Rache für gehackte Karten
Den Gerichtsunterlagen zufolge hatten Beamte in Texas verdächtige Pakete von CD- und DVD-Playern abgefangen, in denen sie über 40.000 US-Dollar gefunden haben sollen. Derartige Pakete seien nahezu täglich von Kanada über Texas an einen Hacker in Kalifornien geschickt worden, der für NDS als Techniker gearbeitet haben soll. NDS soll demzufolge 1997 begonnen haben, seine Mitbewerber zu sabotieren, nachdem seine eigenen Zugangkarten geknackt worden waren. Das Unternehmen drohte wichtige Kunden wie DirecTV zu verlieren, das daraufhin mit illegal verkauften Pay-TV-Zugängen zu kämpfen hatte.

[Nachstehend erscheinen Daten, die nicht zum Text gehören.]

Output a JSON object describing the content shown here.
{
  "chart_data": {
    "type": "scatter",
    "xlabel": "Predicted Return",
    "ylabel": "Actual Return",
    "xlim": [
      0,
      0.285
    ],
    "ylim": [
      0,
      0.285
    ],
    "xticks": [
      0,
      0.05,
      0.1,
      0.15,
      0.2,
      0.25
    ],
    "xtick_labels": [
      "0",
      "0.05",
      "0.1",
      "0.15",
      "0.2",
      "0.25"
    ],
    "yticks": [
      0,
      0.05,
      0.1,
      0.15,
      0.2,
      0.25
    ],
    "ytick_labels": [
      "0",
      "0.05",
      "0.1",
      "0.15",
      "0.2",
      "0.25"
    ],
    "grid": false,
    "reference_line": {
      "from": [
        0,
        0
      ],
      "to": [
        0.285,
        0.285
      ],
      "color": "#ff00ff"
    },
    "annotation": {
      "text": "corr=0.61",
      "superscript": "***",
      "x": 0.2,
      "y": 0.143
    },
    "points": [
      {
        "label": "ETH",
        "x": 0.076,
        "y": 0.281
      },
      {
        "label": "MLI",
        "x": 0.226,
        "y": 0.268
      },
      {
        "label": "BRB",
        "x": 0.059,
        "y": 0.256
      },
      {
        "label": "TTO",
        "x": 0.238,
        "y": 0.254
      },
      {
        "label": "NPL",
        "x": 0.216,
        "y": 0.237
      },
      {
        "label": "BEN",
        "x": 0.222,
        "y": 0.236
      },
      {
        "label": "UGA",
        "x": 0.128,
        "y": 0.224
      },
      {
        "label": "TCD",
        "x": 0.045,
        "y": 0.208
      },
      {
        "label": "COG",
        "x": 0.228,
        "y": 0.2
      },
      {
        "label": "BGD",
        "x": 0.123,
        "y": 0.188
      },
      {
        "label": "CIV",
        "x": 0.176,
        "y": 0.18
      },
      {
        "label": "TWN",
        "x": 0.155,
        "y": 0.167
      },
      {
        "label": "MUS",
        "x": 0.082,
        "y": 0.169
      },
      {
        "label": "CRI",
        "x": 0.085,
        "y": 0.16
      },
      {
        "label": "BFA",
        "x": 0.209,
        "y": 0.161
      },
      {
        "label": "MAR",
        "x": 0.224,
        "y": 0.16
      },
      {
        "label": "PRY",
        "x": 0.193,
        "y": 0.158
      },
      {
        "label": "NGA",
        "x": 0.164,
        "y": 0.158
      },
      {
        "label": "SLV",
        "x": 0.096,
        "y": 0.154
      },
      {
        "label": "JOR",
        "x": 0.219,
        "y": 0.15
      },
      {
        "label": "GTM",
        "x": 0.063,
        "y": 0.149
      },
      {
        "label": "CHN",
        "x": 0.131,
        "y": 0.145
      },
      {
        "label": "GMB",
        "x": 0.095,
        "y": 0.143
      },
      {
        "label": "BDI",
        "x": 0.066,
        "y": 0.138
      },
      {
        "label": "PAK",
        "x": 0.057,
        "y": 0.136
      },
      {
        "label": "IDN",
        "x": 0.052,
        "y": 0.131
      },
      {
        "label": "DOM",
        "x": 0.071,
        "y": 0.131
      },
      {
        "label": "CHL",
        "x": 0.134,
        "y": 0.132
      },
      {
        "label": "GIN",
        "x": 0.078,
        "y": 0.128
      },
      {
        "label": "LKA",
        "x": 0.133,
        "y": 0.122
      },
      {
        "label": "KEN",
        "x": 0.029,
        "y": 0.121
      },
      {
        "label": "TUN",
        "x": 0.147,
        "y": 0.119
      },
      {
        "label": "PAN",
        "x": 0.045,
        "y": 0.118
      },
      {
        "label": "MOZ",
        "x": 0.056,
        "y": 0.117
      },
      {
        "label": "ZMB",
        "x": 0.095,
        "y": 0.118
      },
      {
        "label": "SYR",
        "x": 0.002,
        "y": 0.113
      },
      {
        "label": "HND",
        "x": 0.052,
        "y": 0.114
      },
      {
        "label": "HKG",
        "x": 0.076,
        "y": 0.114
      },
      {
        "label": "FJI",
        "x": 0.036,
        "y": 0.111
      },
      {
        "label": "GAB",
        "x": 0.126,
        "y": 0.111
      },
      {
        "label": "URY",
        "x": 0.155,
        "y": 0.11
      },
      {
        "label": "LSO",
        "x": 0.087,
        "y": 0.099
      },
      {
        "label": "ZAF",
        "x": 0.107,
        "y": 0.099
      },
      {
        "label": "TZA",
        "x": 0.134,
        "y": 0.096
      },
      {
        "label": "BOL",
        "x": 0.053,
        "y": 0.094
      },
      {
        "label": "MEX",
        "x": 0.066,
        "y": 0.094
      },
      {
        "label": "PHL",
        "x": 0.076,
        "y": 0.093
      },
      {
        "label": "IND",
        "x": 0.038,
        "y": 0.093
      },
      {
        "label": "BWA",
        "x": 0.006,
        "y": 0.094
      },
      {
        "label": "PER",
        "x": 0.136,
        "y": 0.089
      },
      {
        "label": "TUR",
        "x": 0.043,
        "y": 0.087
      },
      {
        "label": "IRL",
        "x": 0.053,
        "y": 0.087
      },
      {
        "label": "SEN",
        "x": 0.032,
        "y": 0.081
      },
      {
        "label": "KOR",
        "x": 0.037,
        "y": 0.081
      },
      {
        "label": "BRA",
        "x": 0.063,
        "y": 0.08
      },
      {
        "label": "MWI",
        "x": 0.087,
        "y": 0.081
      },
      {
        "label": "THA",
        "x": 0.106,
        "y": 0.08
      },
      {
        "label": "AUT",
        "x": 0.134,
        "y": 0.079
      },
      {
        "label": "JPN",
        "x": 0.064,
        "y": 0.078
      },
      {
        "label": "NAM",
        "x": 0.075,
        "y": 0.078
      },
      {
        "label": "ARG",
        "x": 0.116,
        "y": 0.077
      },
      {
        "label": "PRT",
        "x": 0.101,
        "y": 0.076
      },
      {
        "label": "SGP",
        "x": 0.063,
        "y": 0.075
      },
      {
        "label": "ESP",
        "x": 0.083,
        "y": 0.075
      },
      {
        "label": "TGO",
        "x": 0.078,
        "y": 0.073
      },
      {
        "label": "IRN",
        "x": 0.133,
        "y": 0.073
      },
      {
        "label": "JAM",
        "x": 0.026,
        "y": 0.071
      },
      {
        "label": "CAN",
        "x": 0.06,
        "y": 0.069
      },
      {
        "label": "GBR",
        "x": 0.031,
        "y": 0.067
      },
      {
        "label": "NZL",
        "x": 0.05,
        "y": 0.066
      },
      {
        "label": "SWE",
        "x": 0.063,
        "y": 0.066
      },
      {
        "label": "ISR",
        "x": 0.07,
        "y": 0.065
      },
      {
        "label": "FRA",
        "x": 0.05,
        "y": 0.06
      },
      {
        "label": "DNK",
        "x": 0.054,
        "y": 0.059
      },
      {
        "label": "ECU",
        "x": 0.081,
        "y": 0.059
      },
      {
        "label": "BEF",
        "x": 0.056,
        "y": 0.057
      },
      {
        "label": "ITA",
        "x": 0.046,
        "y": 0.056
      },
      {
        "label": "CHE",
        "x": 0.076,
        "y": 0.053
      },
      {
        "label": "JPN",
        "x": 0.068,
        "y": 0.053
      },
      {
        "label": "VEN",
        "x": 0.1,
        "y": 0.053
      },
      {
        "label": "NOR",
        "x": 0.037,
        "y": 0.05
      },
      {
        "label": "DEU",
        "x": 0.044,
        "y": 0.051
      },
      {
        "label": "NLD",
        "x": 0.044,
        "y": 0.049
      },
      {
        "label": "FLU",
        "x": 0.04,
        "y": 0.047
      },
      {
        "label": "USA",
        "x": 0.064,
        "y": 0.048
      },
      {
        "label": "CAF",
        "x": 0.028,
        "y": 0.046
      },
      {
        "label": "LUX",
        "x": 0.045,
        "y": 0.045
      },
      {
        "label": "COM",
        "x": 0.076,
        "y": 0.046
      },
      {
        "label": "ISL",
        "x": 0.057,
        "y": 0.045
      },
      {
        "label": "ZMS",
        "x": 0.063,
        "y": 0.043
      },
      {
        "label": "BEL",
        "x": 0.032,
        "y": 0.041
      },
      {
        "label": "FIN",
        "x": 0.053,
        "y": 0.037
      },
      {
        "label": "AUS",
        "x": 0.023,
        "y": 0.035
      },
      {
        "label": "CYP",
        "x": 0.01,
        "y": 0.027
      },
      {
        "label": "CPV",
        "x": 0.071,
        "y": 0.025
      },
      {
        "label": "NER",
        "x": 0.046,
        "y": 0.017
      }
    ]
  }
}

Ex-Geheimdienstler im NDS-Dunstkreis
Anstatt jedoch seine eigenen Sicherheitslücken zu stopfen soll NDS neben dem kalifornischen Hacker auch Piraten engagiert haben, um die Systeme der Konkurrenz zu knacken und Kopien der Zugangskarten in Umlauf zu bringen. Zudem sollen der ehemalige stellvertretende Chef des israelischen Geheimdienstes Shin Bet, Reuven Hazak, ein ehemaliger Offizier des U.S. Navy, ein früherer Beamte von Scotland Yard und ein Terrorist, der von NDS als Technikchef des israelischen Labors eingesetzt worden war, in den Fall und verwickelt sein. Laut EchoStar hätten diese Personen zentrale Rollen bei NDS' kriminellen Machenschaften gespielt.
Mysteriöser Selbstmord
Auch der deutsche Hacker "Tron", der 1998 Selbstmord begangen hatte, soll mit NDS in Kontakt gestanden haben. Der Konzern hatte behaupte, dass dem Deutschen ein Job angeboten worden sei, den er jedoch abgelehnt habe. Kurz vor seinem Tod habe er herausgefunden, wie die Chipkarten gehackt werden können, die für das deutsche Satelliten-Fernsehen genutzt werden. Obwohl sein Tod offiziell als Selbstmord deklariert worden war, habe es mehrere Hinweise auf ein Gewaltverbrechen gegeben.
Deal mit Canal Plus
NDS soll neben NagraStar auch den französischen Pay-TV-Sender Canal Plus sabotiert haben. Einer der von NDS engagierten Hacker habe damals eidesstattlich ausgesagt, dass er israelischen Mitarbeitern von NDS gezeigt habe, wie die Karten geknackt werden könnten. Der Konzern habe ihn daraufhin aufgefordert, den Karten-Code im Internet zu verbreiten. Das Verfahren sei jedoch 2002 gestoppt worden, nachdem der Mutterkonzern Vivendi Universal ein Abkommen mit der News Corporation abgeschlossen hatte.
Gestohlene Dokumente
Kurze Zeit später sei die Festplatte eines Laptops mit zahlreichen Dokumenten und E-Mails von NDS gestohlen worden. Laut NagraStar würden die Korrespondenzen die kriminellen Aktivitäten des Konzerns beweisen. NDS behauptete hingegen, dass es sich dabei um Fälschungen handle und bat, die Dokumente nicht als Beweise zuzulassen. Die Tochter der News Corporation wies alle Beschuldigungen von sich. Dass die EchoStar-Karten gehackt werden konnten, sei auf Mängel bei der Entwicklung zurückzuführen, so NDS in einem Statement gegenüber Wired.
Imageschäden befürchtet
Medien gehen davon aus, dass weder Angeklagte noch Kläger unversehrt aus dem Prozess gehen werden, der am 9. April in Santa Ana begonnen hat. Richter David O. Carter hatte sich zu Beginn der Verhandlungen besorgt darüber gezeigt, dass der Fall an den Zeugenaussagen bekannter Gesetzesbrecher hänge, die von beiden Seiten engagiert worden seien. Carter appellierte daher sowohl an Kläger als auch an Angeklagte, sich außergerichtlich zu einigen, um Imageschäden auf beiden Seiten zu vermeiden.